OTP Manager is a Laravel OTP library.
Verification user by One Time Password via SMS or email or anything else.
You can choose various type of authentication method like cookie or request-header.
You can create OTP link and sending through email or create OTP PIN code and sending through SMS or notification etc.
You can choose between cookie or request-header (localstorage or fix variable) in client-side.
Note: In this tools you can using verification even without user.
A one-time password (OTP), also known as one-time PIN or dynamic password, is a password that is valid for only one login session or transaction, on a computer system or other digital device.
bearer, cookie, session or request
-
Install requirements:
Require with Composer
composer require hamidmp/otp-manager
-
Publishing files:
php artisan vendor:publish --tag otpmanager
It will copy the migration files (two files) and config file and middleware file.
-
Change the config values to your prefer configs:
-
you have to declare the password (PIN) sender class in config file which the password sender class must be implemented from
OTPMessageInterface://config/otpmanage.php return [ //... 'message_provider'=>\App\Srvice\SMSProvider::class, //... ];
-
you have to declare the authenticable class for
user_model://config/otpmanage.php return [ //... 'user_model'=>App\Models\User::class, //... ];
-
-
Config the database connection (you have done before)
-
Cache the configs:
php artisan config:cache
-
Migrate the migrations
php artisan migrate
It will create new taable 'otpassword' for storing OTP PINs and adding two fields in
user_modeltable (step 3.2) for user contact value (like mobile) and OTP-token.
-
Taking user contact and generating new PIN and sending it
// App/Http/Controllers/SiteController OTPManager::generateAndSendNewOTP($request);
-
Checking user PIN code
// App/Http/Controllers/SiteController $result = OTPManager::checkUserOTPAndVerification($request, $request->code);
-
You can use the OTPManager without user and then after verification assign a user to that verified request (then you can using 'auth:otpmanager' middleware for identity the user)

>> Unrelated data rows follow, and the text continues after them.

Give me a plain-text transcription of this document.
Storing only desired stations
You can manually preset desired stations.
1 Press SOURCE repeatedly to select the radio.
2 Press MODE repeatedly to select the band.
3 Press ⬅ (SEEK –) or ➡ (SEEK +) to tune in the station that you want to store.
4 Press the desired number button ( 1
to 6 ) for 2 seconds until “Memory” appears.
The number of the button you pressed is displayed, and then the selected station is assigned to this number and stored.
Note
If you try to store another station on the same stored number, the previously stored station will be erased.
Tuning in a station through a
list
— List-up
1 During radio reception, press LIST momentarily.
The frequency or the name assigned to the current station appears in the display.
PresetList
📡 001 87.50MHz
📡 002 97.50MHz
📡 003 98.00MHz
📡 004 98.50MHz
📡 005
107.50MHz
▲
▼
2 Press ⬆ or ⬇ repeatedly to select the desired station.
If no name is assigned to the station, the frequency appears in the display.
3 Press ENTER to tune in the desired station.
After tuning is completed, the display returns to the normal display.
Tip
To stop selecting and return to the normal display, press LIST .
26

// App/Http/Controllers/SiteController $result = OTPManager::checkUserOTPAndVerification($request, $request->code); //just after verification if($result!==false){ $user=User::find(1); OTPManager::assignUserTo($result,$user); }
-
Using auth middleware for ensuring that user authenticated
//routes/web.php Route::middleware('auth:otpmanager') ->group(function () { //... Route::get('/user',function (){ $user = \request()->user(); //or $user = \Illuminate\Support\Facades\Auth::user(); }); });
-
Using OTPManagerMiddleware middleware for checking verification (first step or complete)
//routes/web.php Route::middleware([\App\Http\Middleware\OTPManagerMiddleware::class]) ->group(function () { //OTP verification has passed completely }); Route::middleware('\App\Http\Middleware\OTPManagerMiddleware:false') ->group(function () { //OTP verification has passed its fist step at least (sending PIN code and having Token) });
The otp-manager library is open-sourced software licensed under the MIT license.